Over the weekend I trekked down to the Hirshhorn museum to meet the inestimable Ms. Thorson (Esq.) and prowl the new "Refract, Reflect, Project" exhibit of light installations. The show was a mix: a few stunners, a lot of day-glo conversation fodder, a few that were particularly dated or flat. My favorite was Olafur Eliasson's "Round Rainbow" (shown right), which is a large, rotating, ring prism that creates an incredible evolving pattern in an otherwise bare room. Another one I liked was James Turrell's "Milk Run"--again, an immersive piece, so dark that your eyes have to adjust before you can see the gently glowing geometries of blue and yellow. Maureen compared it to being inside a refridgerator as someone cracks the door...this was after she mistakenly tried to walk right up and into the piece, causing a security guard to intervene.
At the periphery of the light show were a few lingering pieces from the Hirshhorn's last major exhibition, Hiroshi Sugimoto's photography. Below is one of his "theater" photographs. From the catalogue, detail on his process:
"To create each image, Sugimoto would take a long-exposure photograph of a cinema screen for the entire duration of a movie, resulting in a blank white screen. 'Different movies give different brightnesses,' he said. 'If it's an optimistic story, I usually end up with a bright screen; if it's a sad story, it's a dark screen. Occult movie? Very dark.'
The project was partly the result of wanting to make a simple form visible: 'The simplest forms have authority, like a blank white light. And how do you photograph that? You need a framework to make it visible. But this is not simply white light; it is the result of too much information.'"

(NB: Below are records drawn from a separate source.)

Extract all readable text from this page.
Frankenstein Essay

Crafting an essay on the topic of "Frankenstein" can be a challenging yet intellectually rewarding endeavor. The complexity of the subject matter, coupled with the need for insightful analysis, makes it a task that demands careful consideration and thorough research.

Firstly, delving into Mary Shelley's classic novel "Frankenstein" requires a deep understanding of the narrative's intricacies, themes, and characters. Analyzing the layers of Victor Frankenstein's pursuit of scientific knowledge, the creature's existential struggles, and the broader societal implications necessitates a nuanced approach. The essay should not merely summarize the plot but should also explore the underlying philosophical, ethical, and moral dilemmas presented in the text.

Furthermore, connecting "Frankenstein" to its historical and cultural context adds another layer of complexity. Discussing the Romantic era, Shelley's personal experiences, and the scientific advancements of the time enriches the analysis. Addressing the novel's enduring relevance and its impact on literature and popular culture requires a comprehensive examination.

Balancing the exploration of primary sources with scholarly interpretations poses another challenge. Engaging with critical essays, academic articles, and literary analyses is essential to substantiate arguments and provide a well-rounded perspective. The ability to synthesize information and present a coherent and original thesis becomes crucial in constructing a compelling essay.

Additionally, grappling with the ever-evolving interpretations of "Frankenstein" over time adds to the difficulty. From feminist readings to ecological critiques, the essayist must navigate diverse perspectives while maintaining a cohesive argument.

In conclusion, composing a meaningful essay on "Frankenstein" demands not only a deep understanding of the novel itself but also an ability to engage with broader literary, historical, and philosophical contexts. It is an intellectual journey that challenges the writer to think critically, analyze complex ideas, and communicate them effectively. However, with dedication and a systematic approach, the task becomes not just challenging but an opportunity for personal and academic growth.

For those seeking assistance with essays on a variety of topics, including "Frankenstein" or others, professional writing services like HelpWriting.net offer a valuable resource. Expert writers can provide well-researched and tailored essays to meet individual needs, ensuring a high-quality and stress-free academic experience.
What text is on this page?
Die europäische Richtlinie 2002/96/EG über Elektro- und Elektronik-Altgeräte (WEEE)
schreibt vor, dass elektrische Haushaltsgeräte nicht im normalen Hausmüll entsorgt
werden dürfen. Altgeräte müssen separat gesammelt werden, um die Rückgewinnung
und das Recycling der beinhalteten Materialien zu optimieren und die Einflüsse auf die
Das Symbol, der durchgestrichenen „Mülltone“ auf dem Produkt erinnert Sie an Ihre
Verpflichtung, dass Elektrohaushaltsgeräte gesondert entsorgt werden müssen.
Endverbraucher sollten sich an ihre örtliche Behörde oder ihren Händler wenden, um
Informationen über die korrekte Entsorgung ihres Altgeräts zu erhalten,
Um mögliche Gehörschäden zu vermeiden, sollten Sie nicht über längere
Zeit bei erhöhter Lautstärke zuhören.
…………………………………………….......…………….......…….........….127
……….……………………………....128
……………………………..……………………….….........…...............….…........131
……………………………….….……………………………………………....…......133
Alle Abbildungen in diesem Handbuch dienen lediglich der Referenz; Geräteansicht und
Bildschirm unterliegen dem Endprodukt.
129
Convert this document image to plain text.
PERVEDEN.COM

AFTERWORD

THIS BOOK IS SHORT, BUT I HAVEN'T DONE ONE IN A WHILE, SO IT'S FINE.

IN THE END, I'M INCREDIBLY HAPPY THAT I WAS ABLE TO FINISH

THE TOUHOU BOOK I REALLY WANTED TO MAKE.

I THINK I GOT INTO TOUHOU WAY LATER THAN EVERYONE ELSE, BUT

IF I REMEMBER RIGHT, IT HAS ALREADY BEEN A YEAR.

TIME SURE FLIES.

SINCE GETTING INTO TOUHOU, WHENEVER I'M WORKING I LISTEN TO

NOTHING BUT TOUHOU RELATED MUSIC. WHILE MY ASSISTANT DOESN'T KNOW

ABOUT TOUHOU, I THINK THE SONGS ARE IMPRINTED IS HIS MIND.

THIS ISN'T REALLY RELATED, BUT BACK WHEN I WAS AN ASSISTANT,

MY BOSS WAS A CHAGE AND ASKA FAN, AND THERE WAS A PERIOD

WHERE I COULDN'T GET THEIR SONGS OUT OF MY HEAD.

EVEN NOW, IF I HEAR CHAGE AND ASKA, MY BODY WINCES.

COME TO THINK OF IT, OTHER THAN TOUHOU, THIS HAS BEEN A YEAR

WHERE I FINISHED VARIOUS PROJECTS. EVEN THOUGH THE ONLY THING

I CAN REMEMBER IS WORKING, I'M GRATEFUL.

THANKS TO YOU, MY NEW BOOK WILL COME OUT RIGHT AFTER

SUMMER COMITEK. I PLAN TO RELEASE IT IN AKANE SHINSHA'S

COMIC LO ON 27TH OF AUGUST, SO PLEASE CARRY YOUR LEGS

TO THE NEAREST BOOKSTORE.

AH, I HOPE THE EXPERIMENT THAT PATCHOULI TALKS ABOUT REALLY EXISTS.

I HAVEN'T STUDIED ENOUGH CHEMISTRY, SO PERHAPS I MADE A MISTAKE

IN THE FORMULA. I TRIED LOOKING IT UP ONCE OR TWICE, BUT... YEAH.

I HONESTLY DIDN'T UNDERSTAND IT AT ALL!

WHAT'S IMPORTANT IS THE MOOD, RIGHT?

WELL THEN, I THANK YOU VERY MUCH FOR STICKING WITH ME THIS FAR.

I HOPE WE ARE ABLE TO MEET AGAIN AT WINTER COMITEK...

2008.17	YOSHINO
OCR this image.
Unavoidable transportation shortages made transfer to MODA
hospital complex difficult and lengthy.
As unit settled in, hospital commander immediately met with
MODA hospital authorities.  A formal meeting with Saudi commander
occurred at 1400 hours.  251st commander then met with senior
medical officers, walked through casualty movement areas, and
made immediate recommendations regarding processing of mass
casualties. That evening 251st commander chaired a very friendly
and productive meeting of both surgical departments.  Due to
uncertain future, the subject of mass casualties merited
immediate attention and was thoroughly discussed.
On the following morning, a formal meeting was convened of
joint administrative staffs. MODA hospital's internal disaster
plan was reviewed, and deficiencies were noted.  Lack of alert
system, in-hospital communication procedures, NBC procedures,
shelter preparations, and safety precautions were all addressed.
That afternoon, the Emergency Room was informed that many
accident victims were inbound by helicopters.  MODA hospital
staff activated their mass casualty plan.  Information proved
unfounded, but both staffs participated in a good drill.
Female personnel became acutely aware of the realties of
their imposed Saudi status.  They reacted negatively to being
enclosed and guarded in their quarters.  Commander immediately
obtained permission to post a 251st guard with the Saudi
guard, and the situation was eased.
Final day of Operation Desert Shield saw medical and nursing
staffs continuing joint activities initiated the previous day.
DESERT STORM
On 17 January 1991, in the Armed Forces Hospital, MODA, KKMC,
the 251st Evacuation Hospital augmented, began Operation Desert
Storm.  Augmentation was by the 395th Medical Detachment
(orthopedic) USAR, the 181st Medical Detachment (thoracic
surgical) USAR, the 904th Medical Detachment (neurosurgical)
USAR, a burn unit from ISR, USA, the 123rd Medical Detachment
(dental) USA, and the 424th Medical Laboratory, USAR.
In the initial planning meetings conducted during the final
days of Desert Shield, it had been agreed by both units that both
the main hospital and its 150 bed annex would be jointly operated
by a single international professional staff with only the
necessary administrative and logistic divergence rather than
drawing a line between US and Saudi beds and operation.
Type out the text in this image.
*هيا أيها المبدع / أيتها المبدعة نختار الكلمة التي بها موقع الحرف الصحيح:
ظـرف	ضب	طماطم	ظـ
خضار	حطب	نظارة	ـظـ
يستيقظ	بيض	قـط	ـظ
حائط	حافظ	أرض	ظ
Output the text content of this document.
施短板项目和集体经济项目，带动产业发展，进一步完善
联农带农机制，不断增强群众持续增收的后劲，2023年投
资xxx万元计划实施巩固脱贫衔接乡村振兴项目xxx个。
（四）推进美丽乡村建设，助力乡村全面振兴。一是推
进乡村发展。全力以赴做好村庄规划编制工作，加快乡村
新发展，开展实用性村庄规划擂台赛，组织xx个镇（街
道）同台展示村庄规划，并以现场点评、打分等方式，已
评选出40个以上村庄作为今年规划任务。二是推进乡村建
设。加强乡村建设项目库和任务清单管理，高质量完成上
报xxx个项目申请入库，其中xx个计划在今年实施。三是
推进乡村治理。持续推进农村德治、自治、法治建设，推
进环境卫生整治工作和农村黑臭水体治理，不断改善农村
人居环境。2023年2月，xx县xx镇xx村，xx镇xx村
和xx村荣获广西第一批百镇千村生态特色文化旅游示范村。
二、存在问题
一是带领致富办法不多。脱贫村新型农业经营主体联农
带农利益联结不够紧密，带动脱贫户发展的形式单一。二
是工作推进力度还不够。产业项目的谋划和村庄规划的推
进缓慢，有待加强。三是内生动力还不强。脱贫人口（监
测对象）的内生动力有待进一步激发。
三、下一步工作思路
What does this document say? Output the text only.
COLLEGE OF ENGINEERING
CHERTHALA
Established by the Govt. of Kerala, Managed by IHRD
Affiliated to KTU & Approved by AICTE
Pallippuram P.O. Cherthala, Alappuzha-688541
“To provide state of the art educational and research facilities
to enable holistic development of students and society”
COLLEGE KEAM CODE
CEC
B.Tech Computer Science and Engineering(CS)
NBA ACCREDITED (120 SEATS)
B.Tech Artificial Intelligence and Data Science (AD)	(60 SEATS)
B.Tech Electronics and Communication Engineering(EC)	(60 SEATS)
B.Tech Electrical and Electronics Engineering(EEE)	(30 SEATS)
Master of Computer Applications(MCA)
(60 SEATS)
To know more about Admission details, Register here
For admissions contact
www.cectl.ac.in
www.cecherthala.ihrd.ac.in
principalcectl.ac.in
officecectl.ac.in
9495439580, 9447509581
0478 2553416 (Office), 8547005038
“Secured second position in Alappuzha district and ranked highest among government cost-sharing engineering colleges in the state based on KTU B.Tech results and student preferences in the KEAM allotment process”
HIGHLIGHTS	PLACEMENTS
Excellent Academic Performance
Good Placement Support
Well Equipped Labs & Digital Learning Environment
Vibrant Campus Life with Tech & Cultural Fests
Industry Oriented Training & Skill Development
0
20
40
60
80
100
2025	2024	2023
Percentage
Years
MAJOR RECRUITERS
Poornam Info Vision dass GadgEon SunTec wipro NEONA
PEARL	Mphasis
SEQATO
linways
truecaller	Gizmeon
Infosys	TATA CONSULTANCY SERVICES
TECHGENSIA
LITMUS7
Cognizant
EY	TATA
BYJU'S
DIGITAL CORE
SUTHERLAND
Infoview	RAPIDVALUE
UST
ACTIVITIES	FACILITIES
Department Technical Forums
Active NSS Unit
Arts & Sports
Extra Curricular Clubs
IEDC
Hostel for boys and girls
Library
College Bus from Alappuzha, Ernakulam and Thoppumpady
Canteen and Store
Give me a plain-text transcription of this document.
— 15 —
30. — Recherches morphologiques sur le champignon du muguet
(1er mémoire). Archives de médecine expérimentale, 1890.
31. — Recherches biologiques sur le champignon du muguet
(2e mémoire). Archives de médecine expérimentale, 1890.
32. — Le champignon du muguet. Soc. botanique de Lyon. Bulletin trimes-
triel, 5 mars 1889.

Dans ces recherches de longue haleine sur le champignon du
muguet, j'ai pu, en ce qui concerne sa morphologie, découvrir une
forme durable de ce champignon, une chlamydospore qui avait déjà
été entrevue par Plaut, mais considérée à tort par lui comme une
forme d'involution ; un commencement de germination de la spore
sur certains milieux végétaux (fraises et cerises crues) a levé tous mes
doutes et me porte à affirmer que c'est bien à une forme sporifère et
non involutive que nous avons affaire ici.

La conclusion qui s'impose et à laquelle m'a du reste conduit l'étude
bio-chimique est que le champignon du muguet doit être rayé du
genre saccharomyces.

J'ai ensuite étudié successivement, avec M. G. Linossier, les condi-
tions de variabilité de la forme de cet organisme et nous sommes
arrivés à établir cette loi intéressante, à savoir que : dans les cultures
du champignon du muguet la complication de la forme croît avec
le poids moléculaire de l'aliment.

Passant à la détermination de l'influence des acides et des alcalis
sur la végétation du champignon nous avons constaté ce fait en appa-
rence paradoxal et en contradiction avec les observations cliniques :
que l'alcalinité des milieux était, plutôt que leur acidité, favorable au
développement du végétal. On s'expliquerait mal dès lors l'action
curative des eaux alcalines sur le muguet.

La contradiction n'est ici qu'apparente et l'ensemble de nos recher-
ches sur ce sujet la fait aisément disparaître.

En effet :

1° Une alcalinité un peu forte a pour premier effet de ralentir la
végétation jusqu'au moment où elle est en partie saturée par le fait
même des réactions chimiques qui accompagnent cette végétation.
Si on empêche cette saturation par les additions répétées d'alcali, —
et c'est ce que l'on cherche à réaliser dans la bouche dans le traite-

I loved this show. Sugimoto's work is notable for its composition and its luminosity. He has a series of seascapes in which all chronistic references, such as ships or coastline buildings, are cropped from the horizon. What remains is an equilibrium of water and sky, distinguishable from each other only by the faintest striation of waves and clouds. The installation itself was very sophisticated: a darkened room in which only the Iris prints were lit, and they managed to do a spotlight projection that hugged each rectangular piece. 9 or so of the seascapes, from all different locales, were hung on a gently curving wall. A series of benches invited quiet contemplation.
If I were not an editor, I would try to work in a museum. Washington is filled with niches of art--the Rothko room at the Phillips, the atrium of Calder mobiles at the National Gallery, the Monet room at the Kreeger--that provide me a greater (and quieter) joy than pretty much anything else. My mother's an artist; my flatmate's an artist. It's where my gravity lies.
I'll be offline for the next few days; as a general rule, I don't lug my laptop to AWP. A full report when I return...within the past week or so I've received notice of poems accepted by both Coconut and Pebble Lake Review, so there is much to celebrate in Atlanta!